The problem, of course, for hiring mangers is that they don’t usually have the luxury of putting their candidates through a game show or pushing them to the limits of physical and mental exhaustion.  So how do we incorporate this concept into our hiring process?

I don’t think there’s an easy answer to that question that will suit every situation but there are a couple of principles that will help.

Principle 1. Know what you’re looking for
Get together with some trusted advisors and work out a (very) short list of qualities you regard as critical in new hires, then work out what the opposite would be.  Try to avoid motherhood statements and go for more concrete expressions where possible.

A good friend of mine once ran an out-bound call centre, but don’t hold that against him.  He knew that he could train people to do the job well but only if they weren’t afraid to hear rejection after rejection.

Principle 2. Know the signs
Ask yourself a question – “how and where else would these qualities show up?”
My friend realised that many people he employed (and then subsequently fired) would find excuse after excuse to not pick up the phone.  They would spend days reading and re-reading the scripts rather than trying them out and having the phone hung up on them.

Principle 3. Look beyond the spotlight
The trick is to not to create situations where candidates feel that the spotlight isn’t on, but to create situations where they think it’s on someone else.

My friend’s solution was simple – he met with potential candidates and pretended he was running late with another interview. Then he would hand them a script, put them at a desk and suggest that they give it a go to see how they got on before rushing off to his “interview”.  Then he went to his office and watched the light that would indicate when they picked up the phone.

Most would do nothing other than read the scripts, waiting for him to return so they could tell him how great they were.  Some would even lie and tell him how much they enjoyed making the calls.  Only a very small handful would actually pick up the phone and risk failure and rejection.

They were the ones he hired – the ones who just picked up the phone and gave it a go.

This step is limited only by your imagination – could you use a group discussion session, perhaps, where the syndicate has to go away and find a solution to a problem?  The twist is that one of the group would actually be an observer playing the part of yet another hopeful candidate, watching to see how people perform away from the spotlight.

Principle 4. Remember that one pixel doesn’t make a picture
Whatever you do, remember that it’s only one small insight into a person’s character.

Of course, we’re all prone to moments of fatigue, forgetfulness or lapses in judgement – that’s part of being human – and so one incident was regarded as exactly that; a lone incident.  Of course we can’t excel at everything – what we were looking for instead was the guy who would give every task his best shot and take responsibility when things didn’t work out or he fell short of the mark rather than try and hide his shortcomings or failures hoping that we didn’t see them.  What we were looking for in the SAS was a consistent pattern of behaviours that would indicate that the candidate was the sort of person we would at some point perhaps have to trust with our lives.  Or not.

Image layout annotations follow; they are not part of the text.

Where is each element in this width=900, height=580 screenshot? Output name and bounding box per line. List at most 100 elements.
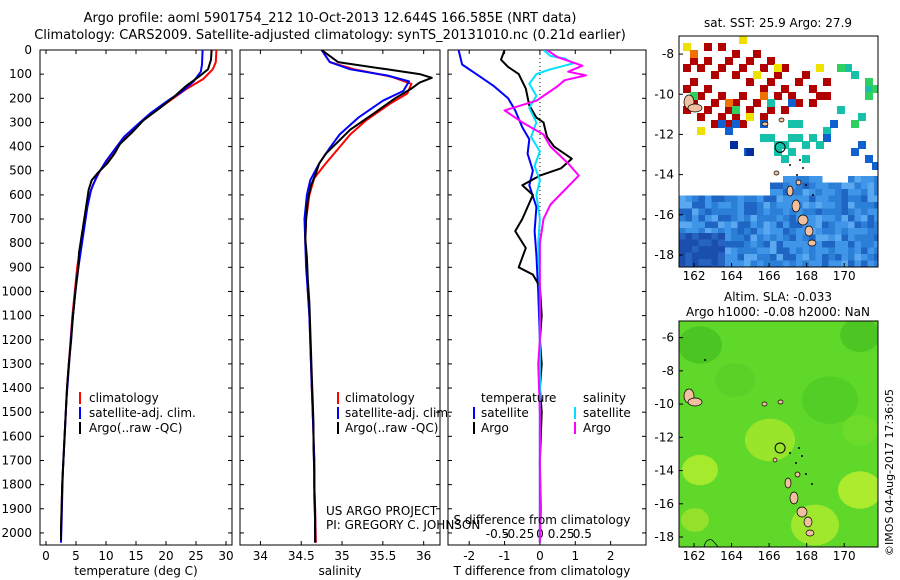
map-x-tick-label: 170 [833, 549, 856, 563]
sst-warm-cell [760, 113, 768, 121]
sst-cell [731, 208, 738, 216]
sst-cell [823, 127, 831, 135]
sst-cell [746, 113, 754, 121]
sst-cell [874, 215, 878, 222]
sst-warm-cell [823, 92, 831, 100]
sla-land [805, 529, 815, 537]
sst-cell [776, 260, 784, 267]
sst-cell [692, 228, 699, 235]
sst-cell [698, 215, 706, 222]
sst-cell [783, 202, 790, 209]
sst-cell [861, 234, 868, 242]
sla-anomaly-blob [838, 471, 878, 509]
sst-cell [744, 228, 751, 235]
sst-cell [679, 215, 686, 222]
sst-cell [763, 234, 771, 242]
sst-warm-cell [746, 57, 754, 65]
sst-cell [750, 241, 758, 248]
sst-cell [815, 221, 823, 229]
sst-warm-cell [823, 78, 831, 86]
sst-cell [781, 155, 789, 163]
legend-climatology: climatology [89, 391, 159, 405]
sst-cell [789, 195, 797, 203]
sst-cell [692, 221, 699, 229]
sla-coastline [703, 539, 719, 547]
sst-cell [835, 247, 842, 255]
sst-cell [796, 189, 803, 196]
sst-cell [770, 234, 777, 242]
x-tick-label: 2 [607, 549, 615, 563]
sst-cell [692, 208, 699, 216]
sst-cell [861, 254, 868, 261]
sst-cell [835, 215, 842, 222]
sst-cell [757, 215, 764, 222]
sst-cell [802, 189, 810, 196]
sst-warm-cell [739, 64, 747, 72]
sst-cell [822, 195, 829, 203]
sst-cell [711, 259, 719, 266]
sst-cell [731, 221, 738, 229]
sst-cell [848, 234, 855, 242]
sst-warm-cell [718, 43, 726, 51]
sst-cell [789, 254, 797, 261]
sla-island-dot [795, 462, 797, 464]
sst-cell [828, 215, 836, 222]
sst-cell [848, 215, 855, 222]
sst-cell [851, 120, 859, 128]
sst-cell [867, 202, 875, 209]
sst-cell [874, 260, 878, 267]
sst-cell [848, 202, 855, 209]
sst-cell [705, 208, 712, 216]
sla-land [687, 397, 703, 407]
sst-cell [861, 176, 868, 183]
series-temperature-argo [500, 50, 573, 543]
sst-cell [854, 241, 862, 248]
depth-tick-label: 0 [24, 43, 32, 57]
x-tick-label: -2 [463, 549, 475, 563]
sst-cell [737, 247, 745, 255]
sst-cell [848, 247, 855, 255]
sst-cell [861, 202, 868, 209]
sla-island-dot [798, 447, 800, 449]
sst-cell [731, 195, 738, 203]
sst-cell [802, 141, 810, 149]
sla-island-dot [789, 452, 791, 454]
sst-cell [705, 265, 712, 267]
map-x-tick-label: 162 [683, 549, 706, 563]
sst-cell [815, 182, 823, 190]
depth-tick-label: 1800 [1, 478, 32, 492]
sst-cell [783, 234, 790, 242]
map-y-tick-label: -12 [654, 127, 674, 141]
sst-cell [750, 260, 758, 267]
sst-cell [724, 208, 732, 216]
sst-warm-cell [704, 43, 712, 51]
sst-cell [757, 202, 764, 209]
sst-cell [737, 195, 745, 203]
map-y-tick-label: -14 [654, 168, 674, 182]
sst-cell [685, 233, 693, 240]
sst-cell [858, 141, 866, 149]
sst-cell [776, 208, 784, 216]
sst-cell [802, 195, 810, 203]
sst-cell [679, 265, 686, 267]
sst-cell [705, 228, 712, 235]
depth-tick-label: 1100 [1, 309, 32, 323]
salinity-xlabel: salinity [318, 564, 361, 578]
sst-cell [854, 254, 862, 261]
sst-warm-cell [753, 99, 761, 107]
sst-warm-cell [725, 120, 733, 128]
sst-cell [861, 182, 868, 190]
sst-cell [692, 233, 699, 240]
sst-land [773, 170, 780, 176]
sst-cell [874, 247, 878, 255]
sst-cell [816, 64, 824, 72]
sst-cell [750, 254, 758, 261]
sst-cell [802, 176, 810, 183]
sst-cell [783, 208, 790, 216]
sst-cell [725, 127, 733, 135]
sst-cell [724, 260, 732, 267]
sst-cell [809, 208, 816, 216]
figure-title-line1: Argo profile: aoml 5901754_212 10-Oct-20… [83, 11, 577, 26]
sst-cell [796, 208, 803, 216]
sst-cell [841, 228, 849, 235]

Is it a perfect process? Of course not, but over the years it’s proved to be a lot more reliable than just asking them.



One Comment

  1. Avatar

    Petras Surna

    June 29, 2015 at 6:42 am

    I own a custom software
    I own a custom software business and have tried it all with interviewing techniques. The Microsoft way, the Google way, the gut feel way and on it goes. I don’t know if it applies to everyone but by far the most successful technique has been to ask candidates to do real work. Real work that needs to be done exposes weaknesses immediately and accurately. By immediately I’d say after 4 hours you will know a lot about someone on a real world task. Most employers go for theoretical questions to test candidate knowledge but I have found it difficult to simulate the real world of subtleties, nuance and multitude of factors we take for granted in what we expect employees to do.